A avó, Dona Marina fala sobre a morte do neto, Natanael, 17 anos, que morreu assassinado pela Polícia de Rui Costa, na Bahia de Todos os Santos.Vai lendo...
Ele estava com bermuda azul, de brim, e uma etiqueta escrita Mido. Estava de costas e parecia meio jogado entre a dezena de corpos que se espalhavam pela foto. Foi essa é visão que fez Marina Lima ter certeza que o neto Natanael era um dos doze executados da Vila Moisés, periferia de Salvador, no Cabula, madrugada de 6 de fevereiro, uma sexta-feira antes do carnaval. Ela mesma tinha costurado a etiqueta na bermuda, aliás, como fazia com as cuecas para dar a impressão de serem de grife.

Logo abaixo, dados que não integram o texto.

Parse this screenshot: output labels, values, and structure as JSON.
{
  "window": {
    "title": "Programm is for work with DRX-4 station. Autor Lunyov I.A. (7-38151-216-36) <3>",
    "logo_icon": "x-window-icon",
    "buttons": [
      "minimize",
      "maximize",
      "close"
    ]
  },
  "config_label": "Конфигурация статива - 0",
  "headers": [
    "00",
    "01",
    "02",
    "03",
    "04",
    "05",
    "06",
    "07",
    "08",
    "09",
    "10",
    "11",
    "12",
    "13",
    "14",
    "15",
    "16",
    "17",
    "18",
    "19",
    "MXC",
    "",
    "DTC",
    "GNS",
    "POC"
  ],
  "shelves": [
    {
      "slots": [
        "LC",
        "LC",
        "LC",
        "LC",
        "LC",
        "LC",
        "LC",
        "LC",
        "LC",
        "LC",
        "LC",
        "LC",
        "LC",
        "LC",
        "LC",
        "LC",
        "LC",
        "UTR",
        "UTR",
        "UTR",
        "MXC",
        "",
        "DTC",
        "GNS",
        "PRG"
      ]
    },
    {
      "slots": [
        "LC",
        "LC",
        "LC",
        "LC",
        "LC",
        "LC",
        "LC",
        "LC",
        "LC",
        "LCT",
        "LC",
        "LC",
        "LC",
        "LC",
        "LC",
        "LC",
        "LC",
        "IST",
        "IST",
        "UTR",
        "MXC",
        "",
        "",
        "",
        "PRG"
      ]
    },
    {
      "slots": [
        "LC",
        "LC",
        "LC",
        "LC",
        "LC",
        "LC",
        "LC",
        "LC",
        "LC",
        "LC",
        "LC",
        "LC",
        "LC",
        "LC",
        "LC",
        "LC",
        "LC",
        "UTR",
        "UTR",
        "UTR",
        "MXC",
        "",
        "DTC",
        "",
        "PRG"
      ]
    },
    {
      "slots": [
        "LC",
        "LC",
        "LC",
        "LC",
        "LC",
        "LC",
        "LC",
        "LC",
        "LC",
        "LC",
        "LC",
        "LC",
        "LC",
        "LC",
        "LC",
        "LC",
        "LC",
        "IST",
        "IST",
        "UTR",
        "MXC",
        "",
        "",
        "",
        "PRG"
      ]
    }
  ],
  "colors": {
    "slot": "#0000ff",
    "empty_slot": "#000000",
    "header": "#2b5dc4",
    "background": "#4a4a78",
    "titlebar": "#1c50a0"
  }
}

O corpo, ela só pôde ver no sábado, horas antes de enterrar o menino de 17 anos e que, se não tivesse sido executado com uns nove tiros, estaria, no dia anterior dando entrada na documentação para ser menor aprendiz. Encontrou o braço direito com fratura exposta e o pescoço mole, como se tivesse sido torcido. Contou nove perfurações, nas costas, nas pernas. A versão oficial: Natanael estaria no meio de uma quadrilha pronta para explodir e arrombar um banco em Salvador e que teria atacado, a tiros, guarnições da polícia de choque baiana, a temida Rondesp. A versão de testemunhas: Natanael, o menino franzino e espigado, ponta esquerda cobiçado por donos de times amadores, de canela fina cobiçada por zagueiros maldosos foi arrastado do campo de futebol quando tinha ido buscar uma pizza para a namorada. Arrastado por um trajeto em que deixou cair a sandália em um local e o boné a pelo menos 500 metros de distância.
Foda-se o jornalismo canônico e sua conversa fiada de que para um fato há duas versões. Não há duas versões para esse fato, apenas o choro de dona Marina, envergada em sua mesa de costura, 13 dias após perder Natanael, o neto que “pegou para cuidar” quando tinha 13 dias de nascido. Se outra versão houvesse seria a contada pelos jovens negros que se recusariam a ser cordeiros no carnaval e ganhar R$6 a cada 15 cervejas vendidas. E não vai ser contada porque eles não podem mais vomitar versões pelos buracos de bala na nuca, nas costas, no peito.
E a avó diz, lamentando: “Ele que dormia comigo, que fazia minhas coisas, cuidava de mim, me dava carinho, é meu bebezinho, o amor da minha vida. Sem ele, não tenho vontade de nada”.